Скажи ей, что твой товарищ читал ее письмо и от души желает ей еще долго, долго тешиться и розовым платьем и мазуркой с веселым кавалергардом.
Федя был добрый малый. Он меня понял и принялся писать, громко смеясь над своей шалостью. Ответ отправлен.
С тех пор, я вам должен признаться в своей глупости, семнадцатилетняя девушка с черными глазами, в розовом бальном платье, неотлучно рисовалась в моем воображении. Я вглядывался в нее очами души, и тихо ею любовался и говорил ей невыговариваемые речи. Если вы были молоды, вы меня поймете, и поймете тоже, с каким ребяческим волнением и страхом я ожидал моего соседа, когда, по принятому обыкновению, он бегал на почту узнавать, нет ли для него письма.

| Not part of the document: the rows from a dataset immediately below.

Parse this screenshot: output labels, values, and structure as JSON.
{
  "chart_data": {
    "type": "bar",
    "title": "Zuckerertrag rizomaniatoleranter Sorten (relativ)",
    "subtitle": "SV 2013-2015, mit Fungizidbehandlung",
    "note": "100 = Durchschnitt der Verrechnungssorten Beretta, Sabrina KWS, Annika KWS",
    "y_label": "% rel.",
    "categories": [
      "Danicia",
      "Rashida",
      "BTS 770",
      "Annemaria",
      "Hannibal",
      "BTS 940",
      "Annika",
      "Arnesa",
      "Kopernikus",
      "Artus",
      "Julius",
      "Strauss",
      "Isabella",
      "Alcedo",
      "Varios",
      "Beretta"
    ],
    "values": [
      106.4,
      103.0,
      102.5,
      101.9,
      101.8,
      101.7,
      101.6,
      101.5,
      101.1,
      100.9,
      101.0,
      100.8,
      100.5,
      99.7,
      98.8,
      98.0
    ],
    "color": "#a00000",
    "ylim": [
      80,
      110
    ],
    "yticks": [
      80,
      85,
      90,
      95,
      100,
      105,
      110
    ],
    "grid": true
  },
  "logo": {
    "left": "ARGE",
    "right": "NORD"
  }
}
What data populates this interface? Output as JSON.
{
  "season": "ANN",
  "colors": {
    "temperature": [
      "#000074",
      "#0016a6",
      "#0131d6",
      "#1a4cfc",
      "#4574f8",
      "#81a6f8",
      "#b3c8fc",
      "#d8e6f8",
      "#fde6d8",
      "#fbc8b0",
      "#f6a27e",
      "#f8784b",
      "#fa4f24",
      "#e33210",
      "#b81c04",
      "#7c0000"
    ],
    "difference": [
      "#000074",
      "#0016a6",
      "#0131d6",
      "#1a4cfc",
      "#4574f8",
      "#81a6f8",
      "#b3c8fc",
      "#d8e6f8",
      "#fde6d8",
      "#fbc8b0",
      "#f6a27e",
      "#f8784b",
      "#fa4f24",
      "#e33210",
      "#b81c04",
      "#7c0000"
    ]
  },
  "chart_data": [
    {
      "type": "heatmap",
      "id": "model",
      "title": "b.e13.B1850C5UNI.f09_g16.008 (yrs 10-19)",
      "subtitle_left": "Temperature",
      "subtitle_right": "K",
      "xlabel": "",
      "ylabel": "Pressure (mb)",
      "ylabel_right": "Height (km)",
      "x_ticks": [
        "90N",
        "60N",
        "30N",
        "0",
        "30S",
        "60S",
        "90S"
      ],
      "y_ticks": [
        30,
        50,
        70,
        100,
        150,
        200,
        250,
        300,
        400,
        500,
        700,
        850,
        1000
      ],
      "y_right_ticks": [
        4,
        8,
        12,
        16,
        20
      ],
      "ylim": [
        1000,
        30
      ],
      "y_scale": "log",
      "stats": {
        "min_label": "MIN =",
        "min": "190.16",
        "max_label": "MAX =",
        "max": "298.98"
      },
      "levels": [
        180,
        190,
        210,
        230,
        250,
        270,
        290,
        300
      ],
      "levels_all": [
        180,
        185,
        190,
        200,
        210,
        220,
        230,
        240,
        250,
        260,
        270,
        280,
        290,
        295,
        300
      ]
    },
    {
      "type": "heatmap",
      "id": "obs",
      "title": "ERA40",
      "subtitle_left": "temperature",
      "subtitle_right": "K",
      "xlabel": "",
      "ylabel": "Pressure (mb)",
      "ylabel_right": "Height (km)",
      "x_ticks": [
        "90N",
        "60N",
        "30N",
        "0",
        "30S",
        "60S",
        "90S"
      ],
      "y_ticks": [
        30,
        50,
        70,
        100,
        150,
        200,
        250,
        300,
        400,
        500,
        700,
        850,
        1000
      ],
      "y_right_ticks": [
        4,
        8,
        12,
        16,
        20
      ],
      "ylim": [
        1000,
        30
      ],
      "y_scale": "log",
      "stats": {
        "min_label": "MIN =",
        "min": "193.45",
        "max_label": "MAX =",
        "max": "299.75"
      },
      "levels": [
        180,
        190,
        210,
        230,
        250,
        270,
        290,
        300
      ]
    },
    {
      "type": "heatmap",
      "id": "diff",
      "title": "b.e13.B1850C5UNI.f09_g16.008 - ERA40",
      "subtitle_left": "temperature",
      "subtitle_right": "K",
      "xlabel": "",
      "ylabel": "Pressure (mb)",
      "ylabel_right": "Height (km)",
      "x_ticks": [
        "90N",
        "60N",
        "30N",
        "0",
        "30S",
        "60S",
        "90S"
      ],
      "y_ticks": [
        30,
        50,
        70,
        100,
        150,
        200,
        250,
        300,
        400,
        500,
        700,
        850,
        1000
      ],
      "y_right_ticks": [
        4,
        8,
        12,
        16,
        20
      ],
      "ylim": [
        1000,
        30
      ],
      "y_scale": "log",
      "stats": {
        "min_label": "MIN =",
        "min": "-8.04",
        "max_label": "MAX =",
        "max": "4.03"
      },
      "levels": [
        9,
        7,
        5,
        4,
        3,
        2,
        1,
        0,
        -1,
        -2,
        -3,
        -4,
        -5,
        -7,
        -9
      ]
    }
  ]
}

Между тем студенческая жизнь шла своим чередом.
Я сделался верным спутником Виктора и с чувством братской дружбы всюду следил за его проказами. Только мало-помалу я заметил в нем странную перемену.
Необузданная его веселость становилась как-то принужденна. Он все еще бил стекла и пил с товарищами, но уж без прежнего разгульного вдохновения. Зато каждый вечер водил он нас к одному серенькому домику с зелеными ставнями. Там, притаившись у забора, когда все безмолвствовало вокруг и добрые немцы спали немецким безмятежным сном, мы начинали петь страстные серенады, и только дрожащий огонек или легкий шорох спущенной занавески обнаруживал нескромно, что наше пение не пропадало даром. Виктор был влюблен. Это не трудно было отгадать, потому что он пел с большим выражением. В сереньком домике жила белокуренькая девушка, с большими голубыми глазами, дочь небогатого помещика.
Как-то встретились они на академическом бале. Знакомство их было самое неромантическое. Он трепетно пригласил ее на английскую кадриль. Она, краснея, согласилась. Он говорил мало и несвязно. Она едва отвечала.
Оба танцевали очень неловко и оба не спали целую ночь. Такова первая любовь. Скоро сделался я наперсником Виктора и, напевая серенады под окнами его Беллы, советовал ему познакомиться с ее отцом. Он долго колебался и не смел решиться на столь отважный подвиг; наконец в один воскресный день трепетно натянул белые перчатки и в черном парадном фраке утром ровно в двенадцать часов отправился с церемонным вивитом к доброму толстяку, родителю своей возлюбленной. Там приняли его ласково и накормили весьма плохим обедом. Виктор прибежал домой в полном восторге, и не прошло месяца, как он исчез уж из нашего буйного круга, а сидя смиренно подле голубоокой своей красавицы, намазывал тонкие бутерброды и наигрывал с большим чувством на дребезжащих клавикордах последнюю мысль Вебера. В другое время я бы неумолимо над ним посмеялся, но так как я сам не чувствовал себя совершенно безгрешным, в особенности перед ним, то начал чистосердечно принимать участие в его страсти, и долго засиживались мы до полуночи, толкуя о совершенствах его Беллы и о будущих замыслах и надеждах. Главное препятствие его счастью будет отец его, ставящий богатство выше всего; но чего не одолеет сильная страсть и твердая воля? Белла бедна, правда, но зачем богатство, когда есть счастье, и что значат деньги и как жертвовать светлым упоением любви для мелочных условий жизни? Впрочем, я думаю, вы эти детские рассуждения знаете наизусть.
— Увы! — сказал я. — Иван Иваныч, теперь у нас и дети так не рассуждают.
Иван Иванович продолжал:
— Наконец вижу я однажды из окна, что Федор бежит по площади и издали машет мне письмом. Сердце мое вздрогнуло, как будто пред каким-нибудь важным событием. Письмо мигом распечатано. Я точно как бы ожидал решения своей судьбы. Молодая девушка бранила своего брата за то, что он показал ее необдуманное маранье, и грозилась не писать более; однако ж второе письмо было длиннее первого и слог письма был изысканнее и почерк красивее. За поклон мой она была благодарна, жалела о нашей скуке и о том, что ее не было с нами, чтоб развеселить наше одиночество. Меня благодарила она еще за дружбу к ее братьям и желала очень со мной познакомиться, надеясь, что встретимся приятелями. На днях уезжала она снова в Харьков.